Ese sentir nacionalista tan intenso en su forma de vivirlo diariamente por quienes están lejos de su patria, nos está haciendo falta a quienes aquí estamos, tal vez igual de molestos y afligidos por la incertidumbre de cada día, por la indiferencia de nuestros gobernantes o por la extrema incapacidad de los servidores públicos que amparados en su salario seguro se extravían en su zona de confort.

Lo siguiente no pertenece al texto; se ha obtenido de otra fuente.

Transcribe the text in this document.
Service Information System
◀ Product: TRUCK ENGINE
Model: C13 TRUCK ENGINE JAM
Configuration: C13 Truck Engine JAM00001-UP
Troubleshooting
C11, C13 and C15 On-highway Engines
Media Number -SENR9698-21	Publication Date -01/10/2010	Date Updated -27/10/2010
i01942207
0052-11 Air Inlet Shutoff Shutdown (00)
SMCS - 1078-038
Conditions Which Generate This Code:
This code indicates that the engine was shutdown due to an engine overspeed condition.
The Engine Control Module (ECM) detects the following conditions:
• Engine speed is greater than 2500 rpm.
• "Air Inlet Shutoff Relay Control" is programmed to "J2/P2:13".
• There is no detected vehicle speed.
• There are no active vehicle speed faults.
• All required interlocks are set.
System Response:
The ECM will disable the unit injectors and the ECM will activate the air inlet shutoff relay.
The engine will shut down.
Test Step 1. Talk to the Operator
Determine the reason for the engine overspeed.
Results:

Nos sentimos frustrados de ver tanta corrupción, tanta injusticia, tanto descaro de personajes que de forma desproporcionada se enriquecen a costa del pueblo mientras que nuestras calles se llenan de indigentes desnutridos que cargan su miseria con la mirada hacia el suelo, sin ilusión, sin esperanza de justicia y sin posibilidad alguna de acceso a una vida mejor.
Miles de niños no están hoy en la escuela porque forman parte de la cadena de proveeduría familiar y su pequeño esfuerzo representa la posibilidad de tener una tortilla con sal apretada entre sus manitas en donde debiera estar un lápiz. Condición diaria que les sentencia a una vida de marginación social y al trato de inmigrantes de quienes quisieran exterminarlos o expulsarlos a donde no contaminen su escenario perfecto y cómodo.
Las políticas públicas representadas en las 11 reformas estructurales no han alcanzado los objetivos que el pueblo suponía y sólo se ha cumplido lo que en el fondo estaba bien planeado: hacer con ellas un enorme botín y repartirlo entre los cercanos de siempre. Esos que no conocen la pobreza ni la miseria, que no saben lo que es el hambre que te come por dentro y que jamás entenderán esa sencilla alegría de los pobres al recibir de alguien una simple moneda.
Pero, para reflejar el llanto de casi todo el país (exceptuando a los privilegiados del sistema), para mostrar el dolor de una sociedad desgarrada y pisoteada por la clase política, el mismo 24 de febrero nuestro Lábaro Patrio rasgó su vestidura en señal de duelo, mientras en el aire podría sentirse un mensaje a los presentes y con dedicatoria a todos: “Mexicanos al grito de guerra, el acero aprestad y el bridón”.
El evento ocurrió en el Campo Marte ícono del Ejército Mexicano, que recibía a lo más representativo de la clase política. La majestuosa Bandera de México ondeaba mientras la izaban lentamente extendiéndose como despertando de un letargo, para de inmediato dar a todos el mensaje de una nación, en esa callada expresión que dice mucho, porque demuestra la condición de desgarramiento de todas las ilusiones que han llevado al más alto repudio social que jamás haya tenido un presidente de México.
Los presentes guardaron silencio en actitud de sorpresa, vergüenza o reflexión, mientras el mensaje era reenviado a todos quienes hoy trabajan en el servicio público y que también son responsables por su indiferencia y mal trabajo, del dolor y marginación de un pueblo que clama porque tiene hambre y sed de justicia. La Bandera Nacional desgarrada es el reflejo de que hoy somos y de la situación en que hoy estamos, hasta que digamos convencidos: “Piensa ¡oh patria querida! que el cielo, un soldado en cada hijo te dio”. Ese es mi pienso.